The leather industry has been around for many centuries but only gained global recognition in the 20th century.
Leather is popular because it offers both a soft-feel and long lasting durability.
Leather gives items a stylish look and adds a luxurious look to any outfit.
Ryan James, the maker of leather goods at Little Kings Goods, a leather work company dedicated to producing the highest possible quality of handcrafted leather goods, located in Canada, shared a few tips, tricks and hacks anyone venturing into leather craft can learn from in this video.
Here are some of the hacks and tips he shared:
1. Tool Sharpening Hack: Many designers of leather craft buy tools with disposable blades which they use for a month or two and then exchange for a new blade. Instead of disposing the old blade, one thing you can do, provided your blade is of good quality, is sharpen it. It doesn’t cost much to sharpen a blade and it definitely beats buying a new blade every time.
2. Corner Cutting Hack: For making items like wallets with curved edges, instead of buying a corner punch to use in shaping the edges you can use your scribing knife. Here’s how it works; get a spool of thread and use the plastic bottom of it to mark the corners and then use your scribing knife to cut it off.
3. Threading Zap Hack: Sometimes, the eye of your needle gets clogged up with wax especially when you use wax polycord often, this can make threading a needle very frustrating. Instead of throwing your needle away or giving up, all you need to do is use your threading zap to melt the wax away. Threading zap can also be used in place of a lighter (which can ruin your leather if its flame gets to close to the leather) to burn the edges of your thread.
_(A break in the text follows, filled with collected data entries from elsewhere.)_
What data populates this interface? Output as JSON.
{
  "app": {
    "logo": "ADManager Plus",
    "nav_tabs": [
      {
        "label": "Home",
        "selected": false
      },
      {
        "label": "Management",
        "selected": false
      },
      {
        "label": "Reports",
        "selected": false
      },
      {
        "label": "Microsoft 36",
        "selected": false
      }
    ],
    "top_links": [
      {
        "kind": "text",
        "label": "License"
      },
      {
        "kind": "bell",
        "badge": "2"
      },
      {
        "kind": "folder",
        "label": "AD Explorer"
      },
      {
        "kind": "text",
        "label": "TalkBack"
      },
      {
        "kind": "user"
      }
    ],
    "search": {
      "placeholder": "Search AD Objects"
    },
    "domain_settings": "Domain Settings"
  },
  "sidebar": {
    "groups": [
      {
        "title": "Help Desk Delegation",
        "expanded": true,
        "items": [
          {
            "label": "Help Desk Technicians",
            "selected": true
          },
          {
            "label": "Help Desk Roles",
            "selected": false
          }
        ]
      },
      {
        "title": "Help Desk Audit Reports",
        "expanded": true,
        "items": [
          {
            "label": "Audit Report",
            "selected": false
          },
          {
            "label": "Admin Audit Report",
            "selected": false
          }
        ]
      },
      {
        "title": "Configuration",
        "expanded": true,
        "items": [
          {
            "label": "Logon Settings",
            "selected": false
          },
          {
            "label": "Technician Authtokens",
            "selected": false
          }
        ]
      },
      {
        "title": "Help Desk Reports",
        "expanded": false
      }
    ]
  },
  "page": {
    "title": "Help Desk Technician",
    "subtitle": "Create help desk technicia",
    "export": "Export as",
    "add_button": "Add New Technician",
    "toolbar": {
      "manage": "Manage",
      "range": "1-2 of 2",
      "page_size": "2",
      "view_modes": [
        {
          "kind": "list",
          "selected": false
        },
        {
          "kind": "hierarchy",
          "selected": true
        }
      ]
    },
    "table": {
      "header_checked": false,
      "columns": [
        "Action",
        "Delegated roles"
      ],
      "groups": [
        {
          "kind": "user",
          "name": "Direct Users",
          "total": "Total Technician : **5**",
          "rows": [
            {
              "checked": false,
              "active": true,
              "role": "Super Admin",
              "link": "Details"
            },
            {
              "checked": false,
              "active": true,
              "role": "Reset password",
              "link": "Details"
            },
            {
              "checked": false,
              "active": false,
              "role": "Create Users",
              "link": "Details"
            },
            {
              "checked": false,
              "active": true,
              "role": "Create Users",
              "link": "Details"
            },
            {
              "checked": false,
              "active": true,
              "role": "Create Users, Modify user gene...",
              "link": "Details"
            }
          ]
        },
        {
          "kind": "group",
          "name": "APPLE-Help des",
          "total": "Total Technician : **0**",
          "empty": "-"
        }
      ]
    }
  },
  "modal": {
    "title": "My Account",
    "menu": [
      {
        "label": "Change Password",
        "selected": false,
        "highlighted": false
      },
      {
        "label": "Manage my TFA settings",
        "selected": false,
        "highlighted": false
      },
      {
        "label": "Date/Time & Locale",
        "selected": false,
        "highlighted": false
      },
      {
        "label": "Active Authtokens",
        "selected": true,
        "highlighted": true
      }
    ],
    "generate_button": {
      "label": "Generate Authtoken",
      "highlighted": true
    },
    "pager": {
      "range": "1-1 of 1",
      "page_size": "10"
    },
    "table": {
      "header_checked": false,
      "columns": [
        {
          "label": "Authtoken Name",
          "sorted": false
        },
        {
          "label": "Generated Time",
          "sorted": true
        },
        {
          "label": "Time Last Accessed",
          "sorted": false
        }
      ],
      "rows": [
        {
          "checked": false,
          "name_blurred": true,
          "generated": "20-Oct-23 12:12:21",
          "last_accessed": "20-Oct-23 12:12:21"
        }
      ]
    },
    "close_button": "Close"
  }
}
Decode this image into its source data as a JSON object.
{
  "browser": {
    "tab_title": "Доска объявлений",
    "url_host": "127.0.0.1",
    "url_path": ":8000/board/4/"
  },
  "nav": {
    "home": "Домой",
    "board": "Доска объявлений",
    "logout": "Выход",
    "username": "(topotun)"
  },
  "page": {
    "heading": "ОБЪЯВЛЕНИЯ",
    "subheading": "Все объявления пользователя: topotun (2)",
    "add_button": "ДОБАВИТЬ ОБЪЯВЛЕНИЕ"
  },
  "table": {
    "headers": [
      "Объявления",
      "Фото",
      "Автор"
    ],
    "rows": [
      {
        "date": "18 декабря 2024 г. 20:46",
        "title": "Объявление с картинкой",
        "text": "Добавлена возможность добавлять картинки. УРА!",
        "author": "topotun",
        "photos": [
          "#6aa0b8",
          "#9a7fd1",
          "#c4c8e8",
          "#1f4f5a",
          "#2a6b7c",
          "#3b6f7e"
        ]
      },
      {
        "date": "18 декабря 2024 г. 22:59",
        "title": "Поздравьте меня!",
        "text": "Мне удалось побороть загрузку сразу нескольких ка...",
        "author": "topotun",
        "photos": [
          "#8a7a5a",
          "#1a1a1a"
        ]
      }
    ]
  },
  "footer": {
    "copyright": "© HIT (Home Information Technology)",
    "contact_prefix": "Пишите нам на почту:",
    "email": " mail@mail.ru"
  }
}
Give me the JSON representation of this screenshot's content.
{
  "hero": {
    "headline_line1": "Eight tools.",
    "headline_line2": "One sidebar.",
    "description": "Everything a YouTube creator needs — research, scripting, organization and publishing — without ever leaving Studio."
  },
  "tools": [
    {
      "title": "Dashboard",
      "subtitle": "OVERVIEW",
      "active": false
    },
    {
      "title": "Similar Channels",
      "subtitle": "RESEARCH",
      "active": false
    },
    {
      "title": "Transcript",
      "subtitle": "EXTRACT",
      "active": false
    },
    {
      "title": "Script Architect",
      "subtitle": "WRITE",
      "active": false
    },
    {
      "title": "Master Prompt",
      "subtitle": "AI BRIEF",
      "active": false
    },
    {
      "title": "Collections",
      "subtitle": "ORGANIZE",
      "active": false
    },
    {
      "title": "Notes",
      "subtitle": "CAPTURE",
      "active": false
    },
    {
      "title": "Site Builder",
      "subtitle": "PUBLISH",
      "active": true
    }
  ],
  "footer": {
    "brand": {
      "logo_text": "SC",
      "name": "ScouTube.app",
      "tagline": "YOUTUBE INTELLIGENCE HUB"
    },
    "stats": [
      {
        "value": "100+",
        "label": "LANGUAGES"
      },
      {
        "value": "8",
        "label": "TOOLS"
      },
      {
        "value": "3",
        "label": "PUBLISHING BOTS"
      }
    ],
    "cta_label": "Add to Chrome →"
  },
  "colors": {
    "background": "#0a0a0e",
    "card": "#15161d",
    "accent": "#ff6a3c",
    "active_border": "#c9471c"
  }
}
4. Trim Allownace Tip: A trim allowance is that extra space you add to your project that you cut off from your finished work to make sure that the outside edges of your leather projects are flush. It saves the time sanding your edges will take.
5. Gold Foil Hack: Not able to buy a machine for good foiling? Don’t worry, there’s a more cost effective way to get it done. All you need is a heat gun, some gold foil and your makers mark or stamp (which must be made out of metal). Use the heat gun to heat up your stamp till it is extra hot then press it down on the cold foil using an arbor press or the stamp handle (for small stamps).
6. Stitching Machine Tricks: To make your stitches constant when sewing with a stitching machine all you need to do is use an edge guide to keep your leather in line. To prevent the presser foot of your sewing machine from leaving marks on your leather, remove the spring under the knob on top of your machine to reduce pressure in the presser foot. Having issues with how fast your machine sews? Get a speed reducer.
7. Hammering Stitches Trick: The holes made by the needles after hand or machine stitching are usually raised and the stitches don’t sit quite as nice as they should, hammering down these stitches fixed this.
8. Edge Dye Marker Hack: To dye the edges of your leather works, you can get a refillable edge dye marker. These markers, which come in various sizes, get the work done perfectly.
9. Edge Burnishing Hack: Instead of going through the multiple steps and agents involved in burnishing your edges, you can burnish them with dye alone (this trick works with vegetable tan leather only). Apply the dye to the edge of your work then use the burnishing tool to burnish it. You know you’re getting a good burnish when you can hear a click.
10. Repairing Scratches Trick: In case you accidentally scratch your craft at any point during the production process there’s no need to panic, the problem can be fixed. Simply use your heat gun to heat up the surface of the leather (waxy leather only) and then massage the leather, this takes away any scratches as the wax melts and covers the scratch. For vegetable tan leather that has no wax just get some leather balm and use it to coat the surface of the leather where the scratch is to repair the damage.
So, there you have it! These are some of many tips, tricks and hacks you can use in leather work.